I laughed with her on that lovely day. We reached the top of a gently domed hill and suddenly, as if by magic, the sparkling blue Sejerø Bay appeared and soon we were driving with the Kattegat on our right and holiday cottages on our left. She drove past a general store and turned, first along an asphalt road and then an unsurfaced track, down to an area covered with heather where she parked. I could glimpse the sea between the trees.

“My parents’ holiday cottage wasn’t very far from here. One of the many things that I regret about my time with Niels is that he got me
to sell it,” she said, and took a straw basket out of the boot. I could see two towels, a blanket, thermos and a couple of plastic cups.

“And there’s a pair of trunks for you.”

“You had this all planned,” I said.

“Not a plan. But a hope,” she said. “I’d have driven up here by myself anyway, even if you hadn’t come with me. I did tell you it’s the last day of summer. It has to be enjoyed. It’s a gift in a country with a climate like ours. Come on!”

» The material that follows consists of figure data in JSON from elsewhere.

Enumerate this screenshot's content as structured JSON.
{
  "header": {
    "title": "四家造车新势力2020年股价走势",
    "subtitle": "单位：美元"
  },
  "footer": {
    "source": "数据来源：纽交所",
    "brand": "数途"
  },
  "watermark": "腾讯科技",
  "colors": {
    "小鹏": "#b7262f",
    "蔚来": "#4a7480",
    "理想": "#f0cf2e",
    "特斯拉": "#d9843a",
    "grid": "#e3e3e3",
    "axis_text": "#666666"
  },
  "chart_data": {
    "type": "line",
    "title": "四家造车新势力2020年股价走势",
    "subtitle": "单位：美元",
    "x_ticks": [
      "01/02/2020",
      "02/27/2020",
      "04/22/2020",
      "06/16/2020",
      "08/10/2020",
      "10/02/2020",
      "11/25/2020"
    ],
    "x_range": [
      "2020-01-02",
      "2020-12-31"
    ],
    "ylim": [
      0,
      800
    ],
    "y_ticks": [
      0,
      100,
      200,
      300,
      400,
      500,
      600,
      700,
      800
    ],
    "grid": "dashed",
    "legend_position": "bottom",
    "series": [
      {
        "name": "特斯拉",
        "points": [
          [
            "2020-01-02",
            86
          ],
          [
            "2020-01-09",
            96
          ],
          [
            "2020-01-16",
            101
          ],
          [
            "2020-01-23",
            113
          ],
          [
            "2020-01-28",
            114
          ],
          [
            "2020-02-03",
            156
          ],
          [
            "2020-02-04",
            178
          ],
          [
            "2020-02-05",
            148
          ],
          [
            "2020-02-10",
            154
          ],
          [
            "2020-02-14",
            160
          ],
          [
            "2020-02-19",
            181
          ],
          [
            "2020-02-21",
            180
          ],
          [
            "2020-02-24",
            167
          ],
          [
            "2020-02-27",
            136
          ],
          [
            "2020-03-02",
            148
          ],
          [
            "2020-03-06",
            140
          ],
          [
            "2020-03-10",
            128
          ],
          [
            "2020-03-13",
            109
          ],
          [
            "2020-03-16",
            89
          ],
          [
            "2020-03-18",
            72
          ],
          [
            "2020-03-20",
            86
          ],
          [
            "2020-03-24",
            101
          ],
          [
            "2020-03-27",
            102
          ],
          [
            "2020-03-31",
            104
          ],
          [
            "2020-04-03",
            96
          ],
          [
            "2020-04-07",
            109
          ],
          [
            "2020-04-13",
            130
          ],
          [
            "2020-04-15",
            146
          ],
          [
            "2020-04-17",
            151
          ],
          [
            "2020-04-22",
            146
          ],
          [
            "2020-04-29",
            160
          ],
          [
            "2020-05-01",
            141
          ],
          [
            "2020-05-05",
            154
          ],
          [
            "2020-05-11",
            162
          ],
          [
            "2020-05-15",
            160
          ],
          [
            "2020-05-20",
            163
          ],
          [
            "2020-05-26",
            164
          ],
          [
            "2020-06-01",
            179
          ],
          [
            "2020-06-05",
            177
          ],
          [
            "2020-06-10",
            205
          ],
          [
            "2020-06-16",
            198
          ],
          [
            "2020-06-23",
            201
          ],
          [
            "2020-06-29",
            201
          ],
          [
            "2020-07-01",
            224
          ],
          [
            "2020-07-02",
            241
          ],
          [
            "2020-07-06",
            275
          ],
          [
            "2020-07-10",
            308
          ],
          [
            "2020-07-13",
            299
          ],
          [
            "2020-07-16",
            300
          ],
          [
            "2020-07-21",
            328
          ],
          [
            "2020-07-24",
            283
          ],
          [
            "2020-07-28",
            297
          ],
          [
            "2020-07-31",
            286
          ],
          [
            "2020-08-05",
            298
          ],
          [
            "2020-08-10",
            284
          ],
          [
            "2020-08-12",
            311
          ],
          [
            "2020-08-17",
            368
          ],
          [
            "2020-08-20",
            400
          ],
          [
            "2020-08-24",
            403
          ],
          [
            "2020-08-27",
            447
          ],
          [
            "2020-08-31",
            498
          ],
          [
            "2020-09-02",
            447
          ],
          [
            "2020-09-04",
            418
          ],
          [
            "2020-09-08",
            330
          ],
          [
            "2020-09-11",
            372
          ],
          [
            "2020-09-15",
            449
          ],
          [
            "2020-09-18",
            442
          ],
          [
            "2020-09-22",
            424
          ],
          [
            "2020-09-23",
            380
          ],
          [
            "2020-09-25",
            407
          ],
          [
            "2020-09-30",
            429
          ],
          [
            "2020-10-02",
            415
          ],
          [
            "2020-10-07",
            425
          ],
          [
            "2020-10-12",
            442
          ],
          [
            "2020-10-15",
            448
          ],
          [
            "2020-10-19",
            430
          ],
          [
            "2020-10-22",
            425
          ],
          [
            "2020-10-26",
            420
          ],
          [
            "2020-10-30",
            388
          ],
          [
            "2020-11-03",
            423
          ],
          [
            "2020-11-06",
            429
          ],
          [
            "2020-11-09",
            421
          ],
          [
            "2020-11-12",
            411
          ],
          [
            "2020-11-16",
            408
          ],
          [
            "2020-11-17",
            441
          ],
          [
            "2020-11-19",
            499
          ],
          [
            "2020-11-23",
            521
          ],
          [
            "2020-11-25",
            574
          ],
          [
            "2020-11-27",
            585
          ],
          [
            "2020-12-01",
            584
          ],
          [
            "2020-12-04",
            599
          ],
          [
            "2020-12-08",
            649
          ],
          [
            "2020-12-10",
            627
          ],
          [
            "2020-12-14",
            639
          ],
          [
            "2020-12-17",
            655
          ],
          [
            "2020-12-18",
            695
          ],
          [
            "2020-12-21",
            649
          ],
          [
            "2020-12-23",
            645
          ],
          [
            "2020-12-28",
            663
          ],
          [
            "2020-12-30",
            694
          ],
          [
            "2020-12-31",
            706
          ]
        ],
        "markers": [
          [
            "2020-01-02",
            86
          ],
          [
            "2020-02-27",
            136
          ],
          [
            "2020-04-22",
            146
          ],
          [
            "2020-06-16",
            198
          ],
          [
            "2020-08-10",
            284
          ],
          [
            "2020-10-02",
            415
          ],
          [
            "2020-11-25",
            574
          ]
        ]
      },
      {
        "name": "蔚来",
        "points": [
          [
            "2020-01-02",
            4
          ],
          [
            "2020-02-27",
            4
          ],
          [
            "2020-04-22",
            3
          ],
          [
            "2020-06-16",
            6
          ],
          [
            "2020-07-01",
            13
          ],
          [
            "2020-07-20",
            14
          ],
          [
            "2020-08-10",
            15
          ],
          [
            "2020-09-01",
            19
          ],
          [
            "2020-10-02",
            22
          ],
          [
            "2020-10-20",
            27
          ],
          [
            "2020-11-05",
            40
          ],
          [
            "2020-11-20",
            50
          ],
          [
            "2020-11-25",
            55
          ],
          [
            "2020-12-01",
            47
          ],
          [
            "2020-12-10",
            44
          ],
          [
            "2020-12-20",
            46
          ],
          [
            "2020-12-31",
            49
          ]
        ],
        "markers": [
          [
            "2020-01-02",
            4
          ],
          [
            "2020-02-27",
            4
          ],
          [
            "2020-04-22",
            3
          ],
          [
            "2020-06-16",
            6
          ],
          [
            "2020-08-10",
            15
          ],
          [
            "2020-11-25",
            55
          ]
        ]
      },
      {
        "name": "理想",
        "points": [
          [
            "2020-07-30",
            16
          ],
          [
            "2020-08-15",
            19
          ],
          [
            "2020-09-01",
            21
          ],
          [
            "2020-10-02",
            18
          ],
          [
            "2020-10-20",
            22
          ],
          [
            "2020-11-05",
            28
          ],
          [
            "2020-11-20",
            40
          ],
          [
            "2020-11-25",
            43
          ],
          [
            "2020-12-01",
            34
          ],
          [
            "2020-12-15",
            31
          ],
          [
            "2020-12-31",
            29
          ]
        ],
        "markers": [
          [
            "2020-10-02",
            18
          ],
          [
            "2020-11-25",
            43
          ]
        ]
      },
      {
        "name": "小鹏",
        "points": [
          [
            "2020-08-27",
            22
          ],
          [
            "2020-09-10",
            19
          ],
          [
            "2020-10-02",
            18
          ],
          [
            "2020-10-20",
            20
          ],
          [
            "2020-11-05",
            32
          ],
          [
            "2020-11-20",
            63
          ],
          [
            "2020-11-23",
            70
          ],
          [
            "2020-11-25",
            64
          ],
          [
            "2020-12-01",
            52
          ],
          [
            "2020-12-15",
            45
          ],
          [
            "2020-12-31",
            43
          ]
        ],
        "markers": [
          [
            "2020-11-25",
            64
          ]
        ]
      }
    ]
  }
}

I followed her obediently through the heather. She strode out briskly in her jeans and shirt, her bare feet in lightweight slip-ons, almost like ballet shoes. Secluded white holiday homes stood among the pine trees, but there wasn’t a soul on the beach. The water in the bay was calm and blue and she spread out the blanket in a sandy hollow in the grass behind a large rose bush. The day had started out a little chilly, but it had warmed up again. It was an unpredictable climate. She turned her back to me, stripped off her shirt and undid her bra and put on a bikini top, then pulled off her jeans and briefs and put on her bikini bottom. I couldn’t help but notice that she was tanned all over and had a trim body with the soft, gentle curves of a mature woman. We were adults, from a generation that considered nakedness quite natural, but I still looked away and she turned round and smiled ironically at me, pointing at the pair of blue swimming trunks.